Scale inhibiting polymers are often used in water treatment and oil field applications to minimize and/or prevent scale deposition. The deposition of scale can occur in the transport of aqueous mixtures and in subterranean rock formations due to the presence of water bearing alkaline earth metal cations such as calcium, barium, strontium, and the like as well as the presence of anions such as phosphate, sulfates, carbonates, silicates and the like. When these ions are in sufficient concentrations, a precipitate can form that builds up on interior surfaces of the conduits used for transport or in the subterranean rock formations, which restrict flow of the media of interest, e.g., water or oil. In oilfield applications, scales that are commonly formed include calcium sulfate, barium sulfate, and/or calcium carbonate that are generally formed in the fresh waters or brines used in well stimulation and the like as a result of increased concentrations of these particular ions, the water pH, pressures, and temperatures. In addition, calcium phosphate can form from the phosphate chemistry that is commonly used to treat wells and pipes for corrosion. The buildup of these mineral precipitates can reduce or block flow in the conduits and rock formations as well as cause other problems. In many cases, the first warning of the existence of a significant scale deposit may be a decline in well performance. In these instances, scale removal techniques may become necessary. As a result, a potentially substantial cost including downtime is required lost to effect repair as a result of scaling.
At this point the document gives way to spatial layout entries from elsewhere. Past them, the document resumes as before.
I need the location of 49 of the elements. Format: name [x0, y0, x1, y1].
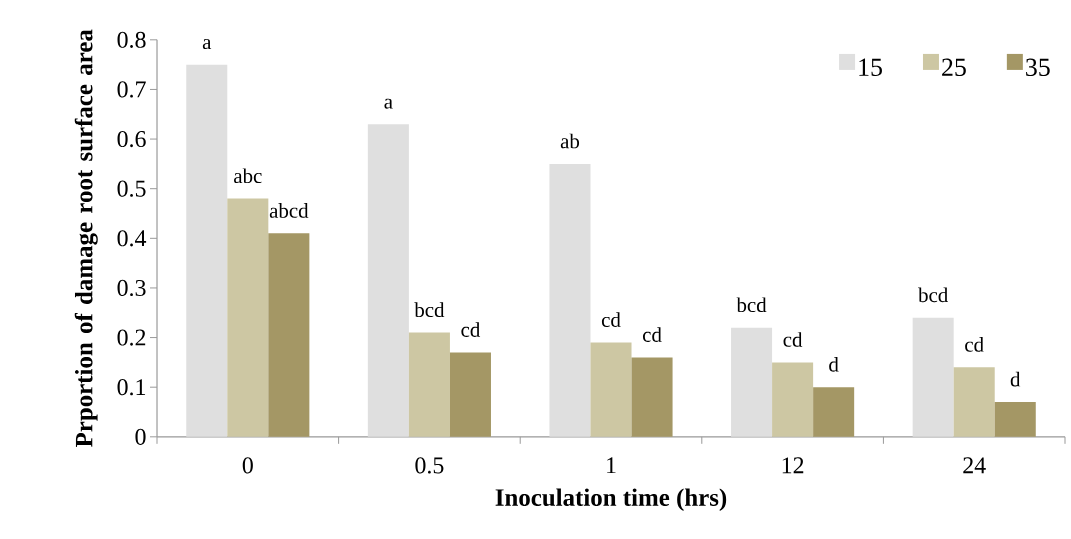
y-tick-label: 0.3 [117, 279, 146, 297]
data-label: cd [601, 312, 621, 328]
y-tick-label: 0.1 [117, 379, 146, 396]
legend-label: 15 [859, 58, 882, 77]
x-axis-title: Inoculation time (hrs) [495, 488, 727, 512]
y-tick-label: 0.8 [117, 31, 146, 49]
data-label: cd [642, 327, 662, 342]
data-label: ab [560, 133, 580, 149]
data-label: bcd [414, 302, 445, 318]
y-axis-title: Prportion of damage root surface area [74, 29, 98, 448]
bar [408, 332, 450, 437]
bar [631, 357, 673, 437]
x-tick-label: 0.5 [415, 457, 444, 474]
x-tick-label: 1 [607, 457, 616, 474]
y-tick-label: 0 [135, 428, 146, 445]
data-label: d [829, 357, 839, 372]
data-label: cd [783, 332, 803, 347]
data-label: abcd [269, 203, 309, 218]
bar [731, 327, 773, 437]
bar [186, 64, 228, 437]
x-tick-label: 0 [242, 457, 253, 474]
x-tick-label: 24 [963, 457, 986, 474]
data-label: bcd [918, 287, 949, 303]
y-tick-label: 0.5 [117, 180, 146, 197]
bar [813, 387, 855, 437]
y-tick-label: 0.7 [117, 81, 146, 98]
bar [268, 233, 310, 437]
bar [953, 367, 995, 437]
bar [227, 198, 269, 437]
data-label: cd [461, 322, 481, 338]
data-label: abc [234, 168, 262, 184]
data-label: a [384, 98, 393, 109]
bar [367, 124, 409, 437]
y-tick-label: 0.2 [117, 329, 146, 346]
data-label: cd [965, 337, 984, 352]
data-label: bcd [736, 297, 767, 313]
bar [549, 163, 591, 437]
x-tick-label: 12 [782, 457, 804, 474]
data-label: d [1010, 371, 1021, 387]
y-tick-label: 0.4 [117, 230, 147, 247]
bar [772, 362, 814, 437]
legend-label: 25 [942, 58, 966, 77]
legend-label: 35 [1026, 58, 1050, 77]
bar [994, 402, 1036, 437]
y-tick-label: 0.6 [117, 131, 146, 148]
bar [590, 342, 632, 437]
data-label: a [202, 39, 212, 50]
bar [449, 352, 491, 437]
bar [912, 317, 954, 437]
Scale inhibiting materials are often added directly to a fluid to be treated or applied to oil bearing rock formations by means of “squeeze treatment”. Squeeze treatment is a treatment used to control or prevent scale deposition in a rock formation. In the squeeze application, the scale inhibitor is pumped into a water-producing zone and attaches to the formation by chemical adsorption or by temperature-activated precipitation. When the well is put back into production, the scale inhibitor leaches out of the formation rock to treat the fluid. Some chemicals typically used in scale-inhibitor squeeze applications include phosphonated carboxylic acids or polymers.
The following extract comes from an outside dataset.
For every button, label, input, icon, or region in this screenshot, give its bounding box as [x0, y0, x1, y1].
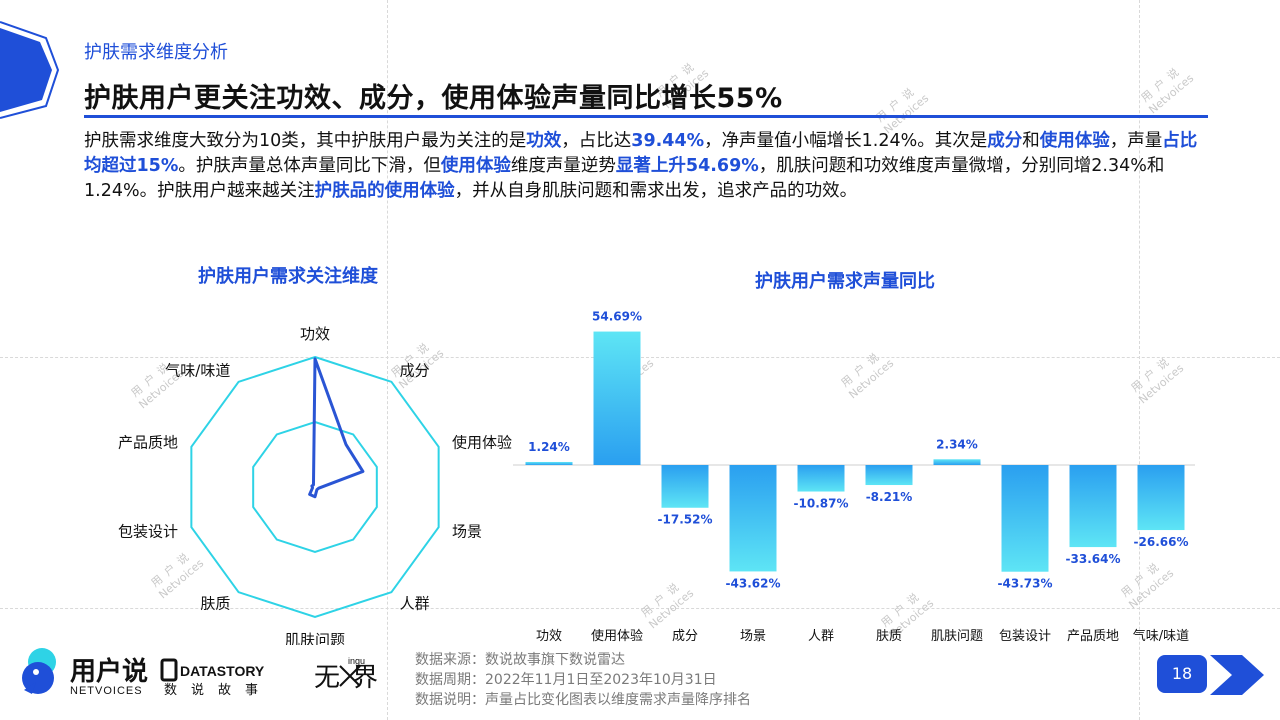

Scale formation is only controlled if the scale inhibitor polymer is present at a treatment level equal to or above the product's defined minimum inhibitor concentration. When the scale inhibitor is below the minimum inhibitor concentration such as may occur during use, adsorption or degradation, additional amounts are then needed. For example, once the well is subjected to the squeeze application and the well is again operational, the concentration of the scale inhibitor in the produced fluids will diminish over time until such time that the scale inhibitor is at about or below the minimum inhibitor concentration. However, it is difficult to determine when more scale inhibitor is needed and in which conduit or well it is needed. To address this problem, scale inhibitors are often tagged or labeled so that the presence or absence of the scale inhibitor can be readily detected. Prior art scale inhibitors are generally tagged by introduction of specific atoms such as phosphorous, boron, and the like such that the concentration can be readily detected by inductively coupled plasma (ICP) analysis for the tagged atom. Alternatively, the scale inhibitor can be tagged fluorescent moieties. However these compounds are generally limited to structures that include one or more conjugated six member benzene rings that fluoresce at about 292 nm.
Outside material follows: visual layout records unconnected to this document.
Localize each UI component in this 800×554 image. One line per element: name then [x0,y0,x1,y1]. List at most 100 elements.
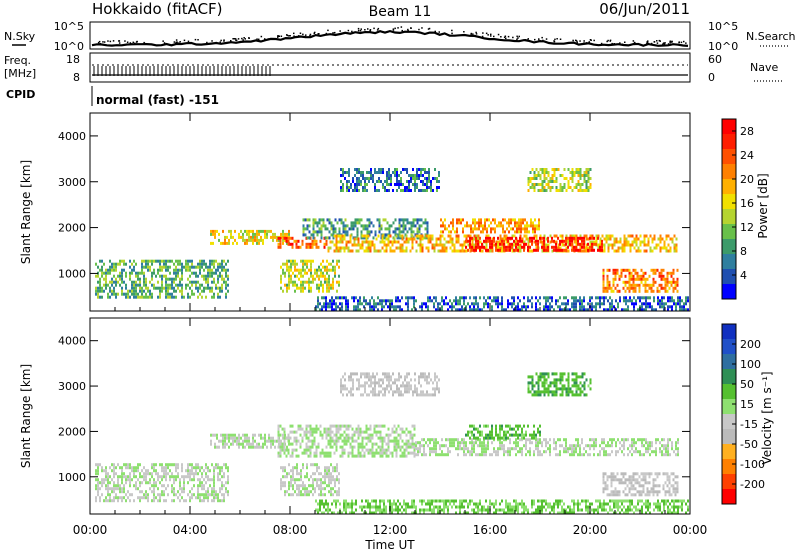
power-echo-cell [209,274,211,278]
velocity-echo-cell [379,433,382,437]
power-echo-cell [291,236,294,240]
velocity-echo-cell [262,445,264,449]
power-echo-cell [340,186,342,189]
power-echo-cell [105,271,107,275]
velocity-echo-cell [217,493,219,497]
power-echo-cell [324,274,326,278]
power-echo-cell [346,180,348,183]
power-echo-cell [272,232,274,236]
power-echo-cell [359,299,361,303]
power-echo-cell [539,296,541,300]
power-echo-cell [175,289,177,293]
cpid-label: CPID [6,88,35,101]
power-echo-cell [325,299,327,303]
velocity-echo-cell [199,496,201,500]
velocity-echo-cell [201,481,203,485]
power-echo-cell [376,218,379,222]
velocity-echo-cell [305,427,308,431]
velocity-echo-cell [221,466,223,470]
power-echo-cell [527,248,529,252]
power-echo-cell [463,299,465,303]
power-echo-cell [523,248,525,252]
power-echo-cell [479,245,481,249]
power-echo-cell [463,308,465,312]
power-echo-cell [573,308,575,312]
velocity-echo-cell [147,493,149,497]
velocity-echo-cell [314,478,316,482]
power-echo-cell [179,289,181,293]
power-echo-cell [511,245,513,249]
velocity-echo-cell [345,424,348,428]
velocity-echo-cell [262,436,264,440]
velocity-echo-cell [503,453,505,457]
velocity-echo-cell [153,487,155,491]
velocity-echo-cell [189,469,191,473]
velocity-echo-cell [397,424,400,428]
velocity-echo-cell [459,447,461,451]
power-echo-cell [538,227,540,231]
power-echo-cell [460,221,462,225]
power-echo-cell [125,292,127,296]
velocity-echo-cell [125,463,127,467]
noise-dot [583,40,585,42]
power-echo-cell [225,283,227,287]
power-echo-cell [664,286,667,290]
velocity-echo-cell [221,493,223,497]
velocity-echo-cell [579,450,581,454]
power-echo-cell [141,271,143,275]
power-echo-cell [662,286,665,290]
power-echo-cell [625,299,627,303]
power-echo-cell [547,243,550,247]
power-echo-cell [518,230,520,234]
power-echo-cell [621,243,624,247]
power-echo-cell [319,302,321,306]
power-echo-cell [396,177,398,180]
velocity-echo-cell [385,451,388,455]
power-echo-cell [571,189,574,192]
noise-dot [367,28,369,30]
power-echo-cell [312,227,315,231]
power-echo-cell [151,274,153,278]
power-echo-cell [101,289,103,293]
power-echo-cell [571,246,574,250]
velocity-echo-cell [315,445,318,449]
power-echo-cell [595,242,597,246]
power-echo-cell [417,234,420,238]
velocity-echo-cell [173,499,175,503]
power-echo-cell [490,227,492,231]
power-echo-cell [538,221,540,225]
power-echo-cell [325,239,328,243]
power-echo-cell [485,234,488,238]
power-echo-cell [361,246,364,250]
velocity-echo-cell [473,450,475,454]
power-echo-cell [302,224,305,228]
velocity-echo-cell [288,472,290,476]
velocity-echo-cell [583,447,585,451]
velocity-echo-cell [341,439,344,443]
velocity-echo-cell [143,475,145,479]
power-echo-cell [390,177,392,180]
power-echo-cell [518,221,520,225]
velocity-echo-cell [284,475,286,479]
velocity-echo-cell [509,450,511,454]
power-echo-cell [601,245,603,249]
power-echo-cell [447,234,450,238]
power-echo-cell [288,232,290,236]
power-echo-cell [248,235,250,239]
velocity-echo-cell [199,493,201,497]
velocity-echo-cell [549,447,551,451]
power-colorbar-tick-label: 4 [740,269,747,282]
power-echo-cell [491,249,494,253]
power-echo-cell [331,302,333,306]
power-echo-cell [511,242,513,246]
power-echo-cell [391,305,393,309]
noise-dot [621,43,624,45]
power-colorbar-segment [722,239,736,255]
power-echo-cell [165,259,167,263]
power-echo-cell [125,262,127,266]
power-echo-cell [402,224,405,228]
velocity-echo-cell [175,478,177,482]
power-echo-cell [401,243,404,247]
power-echo-cell [159,265,161,269]
power-echo-cell [342,186,344,189]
While the prior art fluorescent tagged scale inhibitors are suitable for their intended, there is a need in the art for additional fluorescent moieties that emit at different wavelengths, which would be beneficial in multi-tagged systems where multiple scale inhibitors with tags having different fluorescent wavelengths are utilized. Examples of such a system would be when more than one wells are drilled and the oil is collected from one central location. The multi-tagged system would allow the operators to know which specific wall requires more antiscalent, simply by looking at what frequency is missing.